Под латами искусства тайна теряла свою жуть и можно было, как под наркозом, ласкать чудовище, забывая о том, что у него ядовитые зубы и когти, одно прикосновение которых могло бы растрепать нас в клочья или довести до зловонной гангрены мозга. За счет создания этой ширмы, этой юбчонки, прикрывающей неприличные места на тельце извечной тайны, до сих пор как-то жило племя дармоедов, как будто удрученных мукой существования и тем, что их презирает ничего не понимающее, разряженное в сюртуки, свитера и юбки вонючее быдло, но, несмотря на это, племя вечно счастливых в своем сверхчеловеческом чванстве фабрикантов безопасного наркотика, под воздействием которого лишь смягчается выделенный из целостной психики ужас существования, причем целостность переживаний в этом процессе не претерпевает фундаментальных изменений, какие имеют место при флирте с алкоголем, алкалоидами или в состояниях религиозного экстаза.

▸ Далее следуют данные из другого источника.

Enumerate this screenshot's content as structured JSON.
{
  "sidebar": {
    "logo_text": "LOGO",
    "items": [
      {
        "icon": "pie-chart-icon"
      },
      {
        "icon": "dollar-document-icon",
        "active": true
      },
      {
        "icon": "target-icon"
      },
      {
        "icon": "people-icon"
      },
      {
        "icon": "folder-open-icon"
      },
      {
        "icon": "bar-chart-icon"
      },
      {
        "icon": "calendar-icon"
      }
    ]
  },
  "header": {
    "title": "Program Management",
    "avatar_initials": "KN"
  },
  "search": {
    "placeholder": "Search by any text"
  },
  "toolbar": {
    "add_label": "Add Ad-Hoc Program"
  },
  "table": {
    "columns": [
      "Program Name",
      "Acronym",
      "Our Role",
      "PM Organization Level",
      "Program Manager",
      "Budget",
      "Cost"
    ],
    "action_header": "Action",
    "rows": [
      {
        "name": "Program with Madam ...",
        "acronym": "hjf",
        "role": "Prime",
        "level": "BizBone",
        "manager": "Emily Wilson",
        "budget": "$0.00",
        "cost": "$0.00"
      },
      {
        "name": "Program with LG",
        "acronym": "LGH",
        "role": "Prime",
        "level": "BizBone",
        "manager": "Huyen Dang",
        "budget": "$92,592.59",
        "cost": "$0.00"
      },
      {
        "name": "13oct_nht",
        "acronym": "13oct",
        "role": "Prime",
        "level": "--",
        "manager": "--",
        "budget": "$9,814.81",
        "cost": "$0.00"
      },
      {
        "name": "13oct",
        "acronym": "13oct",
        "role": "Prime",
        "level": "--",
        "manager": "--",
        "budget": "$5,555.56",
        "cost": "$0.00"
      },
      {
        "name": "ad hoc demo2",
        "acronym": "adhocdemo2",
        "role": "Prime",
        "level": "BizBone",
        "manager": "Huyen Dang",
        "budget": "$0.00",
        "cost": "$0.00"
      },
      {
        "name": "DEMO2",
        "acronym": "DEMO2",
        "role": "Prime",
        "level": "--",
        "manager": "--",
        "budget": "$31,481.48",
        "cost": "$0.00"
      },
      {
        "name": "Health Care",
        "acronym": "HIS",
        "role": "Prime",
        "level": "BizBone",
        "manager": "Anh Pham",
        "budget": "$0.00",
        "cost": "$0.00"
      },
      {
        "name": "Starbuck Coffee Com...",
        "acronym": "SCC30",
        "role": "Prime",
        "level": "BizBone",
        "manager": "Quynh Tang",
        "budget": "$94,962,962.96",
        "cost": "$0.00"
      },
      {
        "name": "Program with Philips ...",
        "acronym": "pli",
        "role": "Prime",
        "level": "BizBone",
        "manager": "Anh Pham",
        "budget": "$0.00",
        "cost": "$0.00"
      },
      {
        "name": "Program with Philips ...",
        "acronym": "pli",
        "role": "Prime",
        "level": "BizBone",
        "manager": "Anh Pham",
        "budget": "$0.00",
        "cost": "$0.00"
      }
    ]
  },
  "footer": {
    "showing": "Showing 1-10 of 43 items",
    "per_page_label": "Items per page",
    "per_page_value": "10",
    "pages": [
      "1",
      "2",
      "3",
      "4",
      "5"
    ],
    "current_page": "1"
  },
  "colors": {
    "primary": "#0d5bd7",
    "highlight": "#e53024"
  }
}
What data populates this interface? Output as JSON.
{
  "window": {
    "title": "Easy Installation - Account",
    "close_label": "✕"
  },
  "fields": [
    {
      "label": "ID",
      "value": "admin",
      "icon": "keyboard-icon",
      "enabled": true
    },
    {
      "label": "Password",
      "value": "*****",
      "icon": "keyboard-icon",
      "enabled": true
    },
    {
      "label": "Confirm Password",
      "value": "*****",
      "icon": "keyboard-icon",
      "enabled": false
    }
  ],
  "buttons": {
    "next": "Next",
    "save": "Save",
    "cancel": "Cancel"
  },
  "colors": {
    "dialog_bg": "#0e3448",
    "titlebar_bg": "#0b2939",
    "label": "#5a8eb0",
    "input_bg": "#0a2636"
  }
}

А посему Марцелий снова опрокинул стакашку водяры, чтобы создать хорошую основу для приема Белой Колдуньи (с самого утра — что за гнусное наслаждение!), и направился в ванную. В нем все тряслось, как будто ему отбили внутренности. Только воистину конское сердце стучало в слегка ускоренном, но ровном ритме, снабжая всю машину пока еще здоровой кровью, на 5 процентов состоящей из чистого алкоголя, который горел, как чумной, заряжая в мозгу удивительные аккумуляторы чудовищной энергетической действенности. Привычный мир превращался в повседневный кошмар. Импульс-тензор разрастался неимоверно за счет поставок все новых и новых ценностей в качестве переменных величин. Происходило странное для продвинутого наркомана перемещение линии обыденности с обычных переживаний в сторону переживаний удивительных. Мир Кизера не был «интерсубъективно подчинен» никакому другому миру, ну хотя бы миру нормального служащего ПЗП. Сегодня у Кизера был свободный день, и потому он мог, того-этого, прямо с утра — обычно такое начиналось с двух дня, когда приличненькие семейки приступали к обычненьким обедикам.

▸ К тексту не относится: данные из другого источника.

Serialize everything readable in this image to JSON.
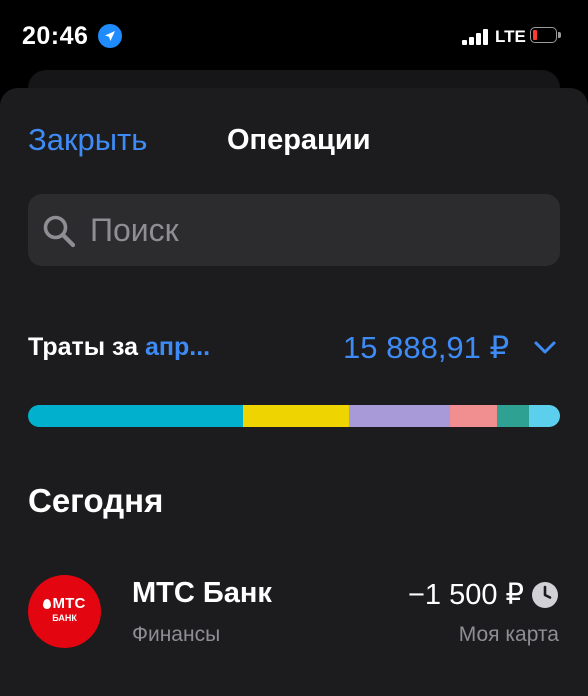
{
  "status_bar": {
    "time": "20:46",
    "network": "LTE",
    "icons": [
      "location-arrow-icon",
      "signal-icon",
      "battery-low-icon"
    ]
  },
  "header": {
    "close_label": "Закрыть",
    "title": "Операции"
  },
  "search": {
    "placeholder": "Поиск",
    "value": ""
  },
  "spending": {
    "label": "Траты за",
    "month": "апр...",
    "amount": "15 888,91 ₽",
    "segments": [
      {
        "color": "#00b0cc",
        "share": 0.404
      },
      {
        "color": "#eed400",
        "share": 0.199
      },
      {
        "color": "#a89ad8",
        "share": 0.191
      },
      {
        "color": "#f08e90",
        "share": 0.087
      },
      {
        "color": "#2ea193",
        "share": 0.06
      },
      {
        "color": "#5ccfec",
        "share": 0.059
      }
    ]
  },
  "sections": [
    {
      "title": "Сегодня",
      "transactions": [
        {
          "avatar_brand": "МТС",
          "avatar_sub": "БАНК",
          "merchant": "МТС Банк",
          "category": "Финансы",
          "amount": "−1 500 ₽",
          "account": "Моя карта",
          "status_icon": "clock-icon"
        }
      ]
    }
  ],
  "colors": {
    "accent": "#3e8bf5",
    "sheet_bg": "#1c1c1e",
    "field_bg": "#2c2c2e",
    "secondary_text": "#8e8e93",
    "brand_red": "#e30611"
  }
}
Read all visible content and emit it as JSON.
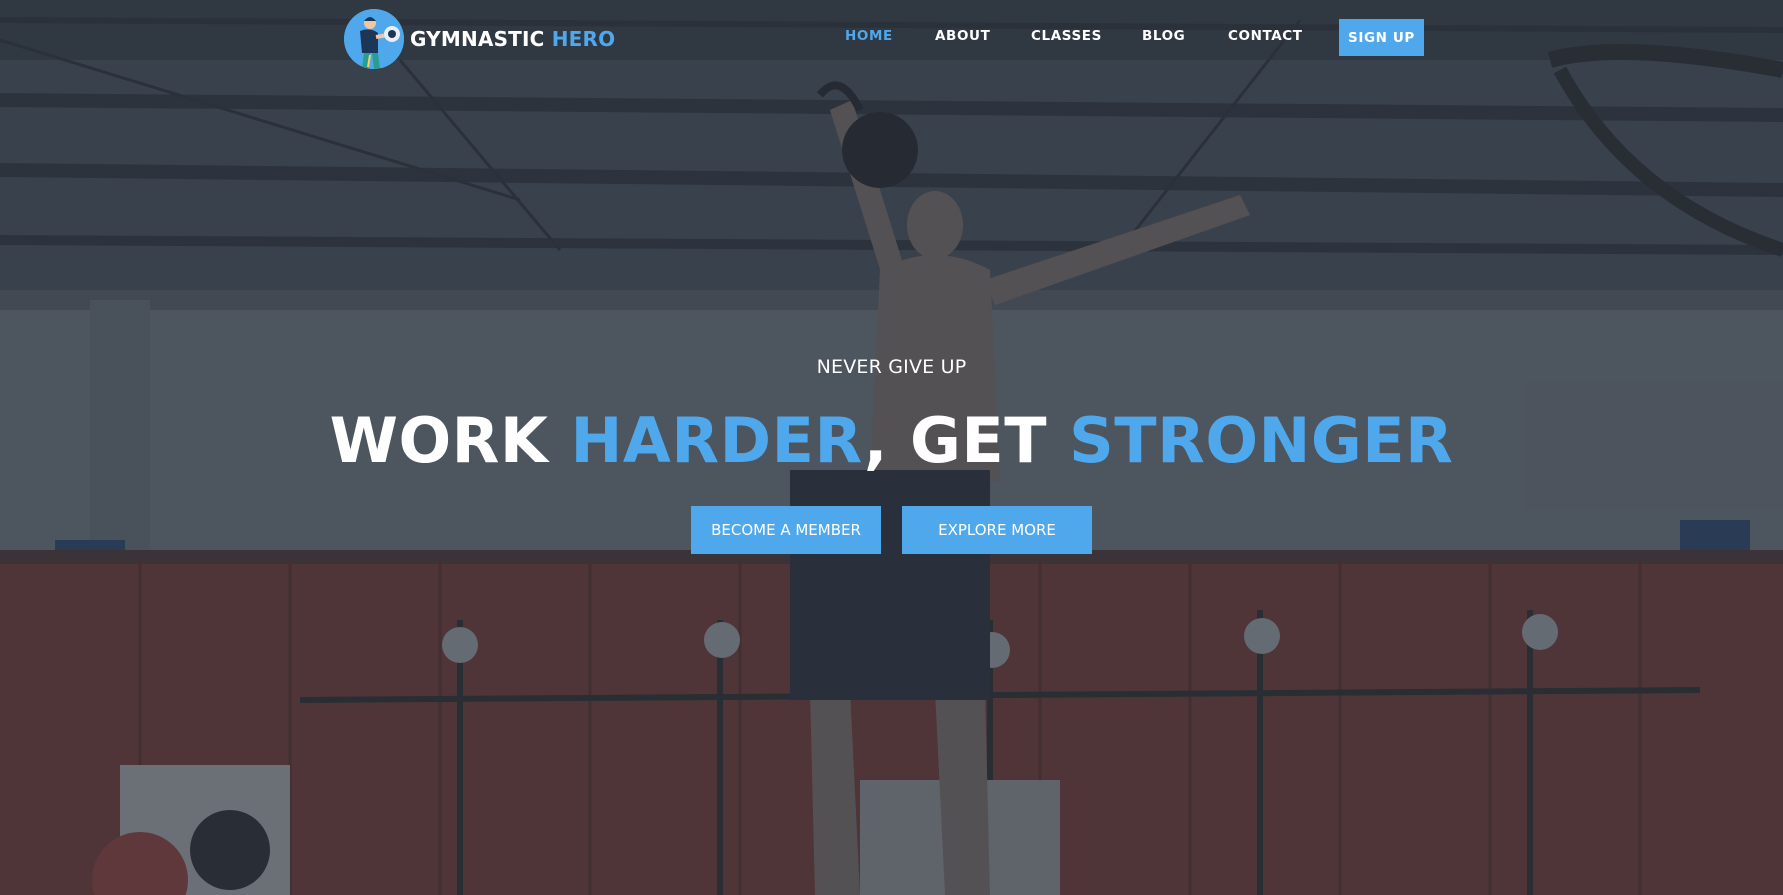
{
  "brand": {
    "name_primary": "GYMNASTIC",
    "name_accent": "HERO",
    "logo_icon": "weightlifter-icon"
  },
  "nav": {
    "items": [
      {
        "label": "HOME",
        "active": true
      },
      {
        "label": "ABOUT",
        "active": false
      },
      {
        "label": "CLASSES",
        "active": false
      },
      {
        "label": "BLOG",
        "active": false
      },
      {
        "label": "CONTACT",
        "active": false
      }
    ],
    "signup_label": "SIGN UP"
  },
  "hero": {
    "tagline": "NEVER GIVE UP",
    "headline": {
      "part1": "WORK ",
      "part2": "HARDER",
      "part3": ", GET ",
      "part4": "STRONGER"
    },
    "buttons": {
      "member": "BECOME A MEMBER",
      "explore": "EXPLORE MORE"
    }
  },
  "colors": {
    "accent": "#4fa8ec",
    "overlay": "#2f3640",
    "text": "#ffffff"
  }
}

— Siewodnia prazdnik na mojej ulice, — бормотал он, готовясь к сумашшшедшему прыжку в недосягаемое.
Быстро нюхнул громадную порцию коко (полтора грамма двумя бросками) и приступил к завтраку, состоявшему из шалфейного отвара и сухариков «Bébé Malade»[178]. Хрустя ими, он нетерпеливо барабанил пальцами по всему, по чему только мог. Все, в чем была жизнь, распрягалось, а все извращенное и нездоровое строилось в боевой порядок для атаки на оставшиеся нормальные участки, затерявшиеся во тьме бессознательного. Как перейти от состояния созерцания к действиям? Расширенными зрачками всматривался Кизер в светлеющий день за громадным окном мастерской, располагавшейся на первом этаже. Над грязным белым полотном, которым были прикрыты нижние стекла, огромный клен павлином распускал желтое осеннее великолепие своей кроны. Вид, в сущности, был банальным и печальным (как и фраза, охарактеризовавшая его), тем более в этот едва проклюнувшийся бурый день гнилой городской осени. А что поделаешь?
Ох уж этот будничный денек! Куда ушли времена создания Пэ-Зэ-Пэпа, полные красок и блеска, проникнутые самой сущностью смысла и мудростью существования, да и повседневной жизни? Как после большого праздника, остался лишь тошнотворный осадок, похмелье и разочарование. Никто не умел выполнять черную работу, и обезумевший мир так рванулся из стойла своих устоев, что порвал поводья. Человечество создало такой общественный и экономический строй, который оно само было не в силах понять, не говоря уже о том, чтобы господствовать над ним. Но не эти проблемы сейчас волновали Кизера. Как представителя народа и члена общества он уже давно себя похоронил. Слишком высокий процент дураков и дряни был рассеян в обществе, можно сказать, равномерно, чтобы мог в нем жить настоящий, старого типа художник или философ, «не считающий единственной своей задачей мумификацию трупа философии, умершей самоубийственной смертью, формализацию и внесение логики в чисто негативное знание, на волосок от уточненного здравого смысла». От интеллигентских масс несло смрадом грязи и прижизненного разложения. Полностью отсутствовала интеллектуальная атмосфера — пара шутов, обезображенных лестью обалдевшей толпе во имя уже загноившейся легкости и давно прогоркших от сверхэксплуатации острот (которые, милостисдарь мой, порой больше стоят, чем заумные, нудные, тяжеловесные, «немецкие» трактаты), продолжали корчить отвратительные рожи на каком-то древнем праподиуме национального псевдовисельницкого юморочка. Все друг на друга блевали, и никто не чувствовал смрада — последние веселые пророки острот coute que coute упорно твердили, что пока еще слишком мало смердит, и продолжали выпускать свои дурманящие жуткой вонью газы.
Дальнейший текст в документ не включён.